Mitigating N2O emission from wastewater treatment processes
Start date
November 2022End date
October 2023Overview
Wastewater industry confronts challenges to meet net zero by 2030 in advance of UK's 2050 goal. There is a need for urgent action to mitigate greenhouse gas (GHG) mission. Nitrous oxide (N2O) contributes largely to total GHG emission in wastewater treatment processes, produced by multiple microorganisms and fluctuates in the dynamic reactor environment. We propose a combination of interdisciplinary methods - analytical chemistry, molecular biology, and AI-assisted computer modelling - to develop a reliable and robust toolkit to address the two challenges above. This toolkit will have the potential for practical application to existing and future full-scale wastewater treatment systems for N2O emission control.
Funding amount
£99,627
Team
Dr Bing Guo
Senior Lecturer in Civil and Environmental Engineering
Biography
Dr Bing Guo is a Senior Lecturer (2023-) at the Department of Civil and Environmental Engineering, School of Sustainablity, Civil and Environmental Engineering, and Institute for Sustainability fellow and Programme Lead on Water Innovation and Sustainability.
She joined the University of Surrey as a Lecturer (Assistant Professor) in Civil and Environmental Engineering in 2020. She received her PhD and MEng in Civil Engineering from McGill University, Canada, and BEng in Environmental Engineering from Beijing Normal University, China.
Prior to joining Surrey, she was awarded the Quebec Postdoctoral Research B3X scholarship in 2019 as a joint postdoctoral fellow at the University of Alberta, Canada and Delft University of Technology, Netherlands.
Her research interests include microbial ecology modelling (immigration theory, microbial interactions and networks), environmental biotechnology for waste to energy and wastewater treatment (anaerobic digestion, anammox, symbiotic biofilms), antimicrobial resistance (AMR) in environment, omics and bioinformatics tools, with funding support from multiple research councils (BBSRC, EPSRC, NERC, RS) in collaboration with water companies and biogas industry.
Professor Tao Chen
Associate Vice-President, International and Professor in Chemical Engineering
Biography
With the Associate Vice-President, International role, I am responsible for the University's strategic projects in transnational education and research, as well as partnership, student mobility and experience, and international reputation.
I am a computational and data scientist, working on digital technologies for chemical engineering applications. These include computer modelling of chemical processes using multiscale mechanisms and machine learning, as well as model-based chemical product design and process optimisation. Hence my work can be broadly viewed as 'Digital Chemical Engineering'.
Our activities cut across both methodological research (new computational and systems engineering methods) and applications. We have used computational approaches to help address product design and process operation challenges in areas of pharmaceuticals, healthcare, cosmetics, food, agrochemicals, water processing, steelmaking, amongst others, partnering with industry through collaborative research and R&D consultancy. I currently lead a group of 8 doctoral and 2 postdoctoral researchers. I have been teaching small (ca. 10 students) and large (270+) classes, at both undergraduate and postgraduate levels.
I hold the title of Professor of Digital Chemical Engineering. I trained as a control engineer with BEng (2000) and MEng (2002) degrees both from Department of Automation, Tsinghua University, China, and PhD (Chemical Engineering / Process Systems Engineering) from Newcastle University in 2006, UK. Prior to joining University of Surrey in 2011 as Lecturer, I worked as Research Associate at Newcastle University (2006-2007), then Assistant Professor at Nanyang Technological University, Singapore (2008-2010).

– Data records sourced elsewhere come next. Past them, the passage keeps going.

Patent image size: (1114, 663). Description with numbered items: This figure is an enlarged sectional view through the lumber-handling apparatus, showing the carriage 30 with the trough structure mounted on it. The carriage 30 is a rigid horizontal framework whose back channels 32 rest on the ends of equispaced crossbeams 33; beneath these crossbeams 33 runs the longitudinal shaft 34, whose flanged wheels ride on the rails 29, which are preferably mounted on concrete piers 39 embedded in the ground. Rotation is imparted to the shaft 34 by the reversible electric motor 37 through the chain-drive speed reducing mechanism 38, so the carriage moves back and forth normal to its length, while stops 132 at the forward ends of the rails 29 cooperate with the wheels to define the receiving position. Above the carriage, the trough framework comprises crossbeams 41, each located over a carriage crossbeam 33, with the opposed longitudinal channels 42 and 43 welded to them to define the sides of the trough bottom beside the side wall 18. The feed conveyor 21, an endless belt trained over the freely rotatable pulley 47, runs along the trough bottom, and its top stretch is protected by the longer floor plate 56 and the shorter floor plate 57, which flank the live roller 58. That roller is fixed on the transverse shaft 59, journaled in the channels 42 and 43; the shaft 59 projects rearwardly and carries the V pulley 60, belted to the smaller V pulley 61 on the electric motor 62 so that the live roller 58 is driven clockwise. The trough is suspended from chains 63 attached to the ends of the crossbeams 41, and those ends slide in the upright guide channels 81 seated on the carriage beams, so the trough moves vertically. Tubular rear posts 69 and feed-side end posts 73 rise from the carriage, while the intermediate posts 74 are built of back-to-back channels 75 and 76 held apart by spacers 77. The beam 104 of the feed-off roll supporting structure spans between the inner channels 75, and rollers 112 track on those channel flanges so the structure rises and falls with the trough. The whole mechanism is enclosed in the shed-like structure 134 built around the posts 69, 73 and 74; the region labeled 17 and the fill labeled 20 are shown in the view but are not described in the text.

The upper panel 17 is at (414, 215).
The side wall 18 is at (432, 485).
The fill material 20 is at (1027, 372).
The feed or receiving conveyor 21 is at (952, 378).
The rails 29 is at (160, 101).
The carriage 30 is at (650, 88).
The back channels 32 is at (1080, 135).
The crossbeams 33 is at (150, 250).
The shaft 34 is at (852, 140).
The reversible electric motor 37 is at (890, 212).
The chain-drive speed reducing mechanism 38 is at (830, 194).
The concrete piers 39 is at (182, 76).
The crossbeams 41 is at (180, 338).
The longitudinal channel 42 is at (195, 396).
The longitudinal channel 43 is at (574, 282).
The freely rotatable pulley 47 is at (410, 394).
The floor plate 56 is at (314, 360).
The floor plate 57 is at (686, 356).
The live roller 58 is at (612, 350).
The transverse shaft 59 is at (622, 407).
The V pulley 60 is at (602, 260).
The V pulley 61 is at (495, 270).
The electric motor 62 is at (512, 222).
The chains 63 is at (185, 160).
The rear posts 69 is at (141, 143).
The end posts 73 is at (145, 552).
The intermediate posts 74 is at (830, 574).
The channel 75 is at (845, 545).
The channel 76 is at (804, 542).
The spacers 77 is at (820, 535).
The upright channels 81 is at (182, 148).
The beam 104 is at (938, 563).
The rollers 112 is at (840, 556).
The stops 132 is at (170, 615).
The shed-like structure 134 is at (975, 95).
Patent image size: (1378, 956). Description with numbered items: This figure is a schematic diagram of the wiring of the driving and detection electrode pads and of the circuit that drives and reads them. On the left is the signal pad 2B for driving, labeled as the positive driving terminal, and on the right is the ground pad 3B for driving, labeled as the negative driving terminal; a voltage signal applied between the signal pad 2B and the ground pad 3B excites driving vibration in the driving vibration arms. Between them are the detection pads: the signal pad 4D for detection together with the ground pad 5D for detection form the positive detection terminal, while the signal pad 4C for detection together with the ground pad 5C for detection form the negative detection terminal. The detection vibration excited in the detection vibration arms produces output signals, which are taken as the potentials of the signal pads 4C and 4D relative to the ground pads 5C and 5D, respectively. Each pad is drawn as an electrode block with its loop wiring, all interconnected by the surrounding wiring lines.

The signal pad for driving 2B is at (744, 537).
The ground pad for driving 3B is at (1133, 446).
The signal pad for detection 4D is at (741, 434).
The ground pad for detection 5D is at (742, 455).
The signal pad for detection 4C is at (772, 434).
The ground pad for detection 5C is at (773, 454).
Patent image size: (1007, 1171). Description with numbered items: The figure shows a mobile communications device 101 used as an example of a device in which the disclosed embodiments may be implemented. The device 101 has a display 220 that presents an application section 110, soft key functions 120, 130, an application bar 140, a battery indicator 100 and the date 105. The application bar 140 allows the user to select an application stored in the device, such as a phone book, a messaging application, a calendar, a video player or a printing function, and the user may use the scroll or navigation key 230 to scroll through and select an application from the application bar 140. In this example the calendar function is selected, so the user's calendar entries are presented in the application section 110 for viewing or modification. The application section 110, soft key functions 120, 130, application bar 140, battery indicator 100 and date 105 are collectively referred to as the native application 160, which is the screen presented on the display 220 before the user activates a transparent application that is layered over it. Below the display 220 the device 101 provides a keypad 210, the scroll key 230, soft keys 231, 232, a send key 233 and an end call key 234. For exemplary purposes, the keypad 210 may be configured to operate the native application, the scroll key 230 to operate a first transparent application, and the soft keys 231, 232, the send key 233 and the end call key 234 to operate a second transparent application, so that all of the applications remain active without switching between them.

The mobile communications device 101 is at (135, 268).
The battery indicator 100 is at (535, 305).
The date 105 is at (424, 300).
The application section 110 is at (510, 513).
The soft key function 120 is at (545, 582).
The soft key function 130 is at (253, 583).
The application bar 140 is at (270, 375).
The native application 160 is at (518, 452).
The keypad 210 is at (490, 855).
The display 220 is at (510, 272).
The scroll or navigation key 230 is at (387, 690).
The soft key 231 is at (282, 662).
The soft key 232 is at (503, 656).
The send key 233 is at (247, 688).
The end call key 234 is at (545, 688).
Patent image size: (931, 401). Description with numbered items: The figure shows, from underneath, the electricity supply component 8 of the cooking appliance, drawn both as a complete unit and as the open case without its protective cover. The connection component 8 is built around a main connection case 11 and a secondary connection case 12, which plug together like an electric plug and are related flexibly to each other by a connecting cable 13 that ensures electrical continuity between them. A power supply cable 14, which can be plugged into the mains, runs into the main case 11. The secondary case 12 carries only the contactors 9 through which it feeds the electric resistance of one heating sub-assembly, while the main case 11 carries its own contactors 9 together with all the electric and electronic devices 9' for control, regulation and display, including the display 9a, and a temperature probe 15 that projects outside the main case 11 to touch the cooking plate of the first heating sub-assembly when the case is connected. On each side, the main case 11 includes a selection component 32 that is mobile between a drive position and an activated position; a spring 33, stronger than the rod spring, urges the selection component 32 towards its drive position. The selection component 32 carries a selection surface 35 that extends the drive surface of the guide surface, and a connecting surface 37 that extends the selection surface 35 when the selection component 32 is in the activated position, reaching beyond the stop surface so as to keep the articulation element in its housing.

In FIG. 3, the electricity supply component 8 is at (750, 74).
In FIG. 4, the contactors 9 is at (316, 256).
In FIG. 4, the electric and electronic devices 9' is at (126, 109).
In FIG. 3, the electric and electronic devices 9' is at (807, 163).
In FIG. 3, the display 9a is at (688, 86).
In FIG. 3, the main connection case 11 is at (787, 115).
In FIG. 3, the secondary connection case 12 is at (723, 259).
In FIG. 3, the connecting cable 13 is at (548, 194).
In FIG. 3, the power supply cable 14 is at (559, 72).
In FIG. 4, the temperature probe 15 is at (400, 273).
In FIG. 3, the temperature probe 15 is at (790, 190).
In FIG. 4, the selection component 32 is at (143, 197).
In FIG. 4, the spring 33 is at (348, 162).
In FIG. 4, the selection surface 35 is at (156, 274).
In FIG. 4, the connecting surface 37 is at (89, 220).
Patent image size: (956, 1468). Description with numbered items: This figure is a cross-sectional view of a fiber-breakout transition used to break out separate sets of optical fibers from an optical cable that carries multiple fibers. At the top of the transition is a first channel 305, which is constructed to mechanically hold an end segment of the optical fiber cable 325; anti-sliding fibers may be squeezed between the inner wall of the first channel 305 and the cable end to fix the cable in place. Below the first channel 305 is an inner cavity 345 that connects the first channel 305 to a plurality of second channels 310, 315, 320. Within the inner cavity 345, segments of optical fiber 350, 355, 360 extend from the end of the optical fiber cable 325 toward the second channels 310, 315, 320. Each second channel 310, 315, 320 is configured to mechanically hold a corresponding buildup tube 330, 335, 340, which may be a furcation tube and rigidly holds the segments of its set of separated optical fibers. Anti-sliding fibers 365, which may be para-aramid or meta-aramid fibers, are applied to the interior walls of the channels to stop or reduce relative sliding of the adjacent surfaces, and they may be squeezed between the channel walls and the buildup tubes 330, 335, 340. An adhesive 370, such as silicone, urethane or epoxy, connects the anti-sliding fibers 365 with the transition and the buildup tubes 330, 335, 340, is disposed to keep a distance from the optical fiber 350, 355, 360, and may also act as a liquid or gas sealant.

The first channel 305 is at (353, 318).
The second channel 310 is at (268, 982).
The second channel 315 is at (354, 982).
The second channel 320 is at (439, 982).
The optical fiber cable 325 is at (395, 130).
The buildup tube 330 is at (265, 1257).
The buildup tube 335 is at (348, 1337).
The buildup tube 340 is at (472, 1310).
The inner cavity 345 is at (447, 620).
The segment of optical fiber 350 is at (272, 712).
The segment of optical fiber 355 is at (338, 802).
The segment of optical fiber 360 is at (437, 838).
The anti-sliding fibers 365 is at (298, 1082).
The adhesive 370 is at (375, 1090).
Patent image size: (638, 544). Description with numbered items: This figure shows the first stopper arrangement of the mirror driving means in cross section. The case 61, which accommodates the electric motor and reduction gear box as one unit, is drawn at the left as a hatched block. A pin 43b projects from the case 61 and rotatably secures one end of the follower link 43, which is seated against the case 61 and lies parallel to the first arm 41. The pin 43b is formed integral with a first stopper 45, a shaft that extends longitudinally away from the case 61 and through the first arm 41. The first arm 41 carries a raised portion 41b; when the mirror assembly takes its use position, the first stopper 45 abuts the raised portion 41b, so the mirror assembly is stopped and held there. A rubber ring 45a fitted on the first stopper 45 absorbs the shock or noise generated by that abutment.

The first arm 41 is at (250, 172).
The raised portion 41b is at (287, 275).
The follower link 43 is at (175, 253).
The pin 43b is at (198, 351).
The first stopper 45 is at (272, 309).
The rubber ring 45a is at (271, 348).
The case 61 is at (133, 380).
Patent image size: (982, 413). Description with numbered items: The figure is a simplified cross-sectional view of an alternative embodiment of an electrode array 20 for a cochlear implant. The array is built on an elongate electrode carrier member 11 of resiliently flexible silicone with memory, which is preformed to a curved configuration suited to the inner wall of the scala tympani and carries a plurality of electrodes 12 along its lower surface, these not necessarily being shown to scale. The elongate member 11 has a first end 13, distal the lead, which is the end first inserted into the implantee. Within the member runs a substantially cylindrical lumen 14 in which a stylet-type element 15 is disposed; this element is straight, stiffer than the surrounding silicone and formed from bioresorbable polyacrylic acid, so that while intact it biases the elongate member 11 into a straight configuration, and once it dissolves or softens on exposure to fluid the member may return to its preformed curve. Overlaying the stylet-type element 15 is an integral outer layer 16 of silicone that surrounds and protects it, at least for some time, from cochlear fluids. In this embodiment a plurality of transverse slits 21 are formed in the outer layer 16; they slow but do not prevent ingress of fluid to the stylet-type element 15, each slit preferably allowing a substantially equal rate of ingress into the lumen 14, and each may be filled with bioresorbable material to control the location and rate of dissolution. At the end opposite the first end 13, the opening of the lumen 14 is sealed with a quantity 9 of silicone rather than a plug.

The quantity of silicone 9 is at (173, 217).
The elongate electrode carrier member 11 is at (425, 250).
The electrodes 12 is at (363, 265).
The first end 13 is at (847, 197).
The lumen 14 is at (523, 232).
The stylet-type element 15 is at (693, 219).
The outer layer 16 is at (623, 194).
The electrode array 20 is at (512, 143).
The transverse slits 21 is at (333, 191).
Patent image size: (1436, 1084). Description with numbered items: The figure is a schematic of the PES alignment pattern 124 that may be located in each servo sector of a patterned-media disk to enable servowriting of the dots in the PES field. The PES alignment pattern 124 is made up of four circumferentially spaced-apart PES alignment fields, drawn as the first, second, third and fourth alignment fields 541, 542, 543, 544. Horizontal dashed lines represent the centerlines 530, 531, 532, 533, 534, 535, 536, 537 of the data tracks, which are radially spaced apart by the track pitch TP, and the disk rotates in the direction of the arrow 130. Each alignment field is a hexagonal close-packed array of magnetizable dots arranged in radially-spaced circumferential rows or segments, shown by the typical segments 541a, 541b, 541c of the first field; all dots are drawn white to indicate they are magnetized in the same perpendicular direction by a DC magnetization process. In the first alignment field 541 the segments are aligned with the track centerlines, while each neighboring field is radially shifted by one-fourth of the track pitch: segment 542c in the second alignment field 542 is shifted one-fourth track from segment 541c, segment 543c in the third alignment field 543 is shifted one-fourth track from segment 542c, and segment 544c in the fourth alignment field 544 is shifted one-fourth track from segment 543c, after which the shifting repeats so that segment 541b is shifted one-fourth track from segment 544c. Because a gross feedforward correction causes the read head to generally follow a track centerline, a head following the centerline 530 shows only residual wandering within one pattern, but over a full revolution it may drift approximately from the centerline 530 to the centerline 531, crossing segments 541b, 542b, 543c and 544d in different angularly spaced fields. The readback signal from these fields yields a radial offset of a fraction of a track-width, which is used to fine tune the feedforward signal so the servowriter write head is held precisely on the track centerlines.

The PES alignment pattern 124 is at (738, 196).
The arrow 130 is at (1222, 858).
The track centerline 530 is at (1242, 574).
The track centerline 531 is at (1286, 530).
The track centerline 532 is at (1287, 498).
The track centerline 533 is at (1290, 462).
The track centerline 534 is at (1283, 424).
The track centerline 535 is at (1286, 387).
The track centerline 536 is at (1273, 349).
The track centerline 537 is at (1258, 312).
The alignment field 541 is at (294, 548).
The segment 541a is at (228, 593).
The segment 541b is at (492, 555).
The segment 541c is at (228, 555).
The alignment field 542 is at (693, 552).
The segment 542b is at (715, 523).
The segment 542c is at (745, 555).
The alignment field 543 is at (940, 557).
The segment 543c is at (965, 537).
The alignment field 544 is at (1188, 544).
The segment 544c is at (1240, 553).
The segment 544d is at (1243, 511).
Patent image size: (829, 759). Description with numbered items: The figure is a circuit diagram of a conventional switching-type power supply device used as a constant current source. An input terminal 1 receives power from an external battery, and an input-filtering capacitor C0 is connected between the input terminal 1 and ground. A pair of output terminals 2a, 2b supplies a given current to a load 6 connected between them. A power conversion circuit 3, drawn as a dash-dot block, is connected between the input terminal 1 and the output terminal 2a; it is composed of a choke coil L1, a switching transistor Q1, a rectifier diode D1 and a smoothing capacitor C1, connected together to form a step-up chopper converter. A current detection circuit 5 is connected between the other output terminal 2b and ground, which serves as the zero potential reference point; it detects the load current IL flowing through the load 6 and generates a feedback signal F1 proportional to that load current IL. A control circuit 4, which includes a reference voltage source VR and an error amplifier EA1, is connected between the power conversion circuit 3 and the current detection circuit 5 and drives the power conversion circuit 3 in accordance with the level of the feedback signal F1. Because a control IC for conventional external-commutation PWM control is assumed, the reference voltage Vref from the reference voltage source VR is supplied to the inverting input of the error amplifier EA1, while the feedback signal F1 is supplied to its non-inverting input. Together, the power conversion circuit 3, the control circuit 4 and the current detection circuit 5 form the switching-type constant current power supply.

Our current projects are mainly on two fronts:
- Skin absorption: computational modelling of skin penetration pathways, topical product formulations, chemical and physical means to improve skin penetration, measurement methods, and risk assessment due to skin exposure to contaminants.
- Process operation resilience: fault diagnosis / predictive maintenance, control and optimisation for resilience, integration of machine learning with mechanistic modelling, with applications to biologics production, controlled environment agriculture, radiotherapy and other processes.
As an application-driven computational scientist, I am always keen to explore new fronts under the banner of Digital Chemical Engineering.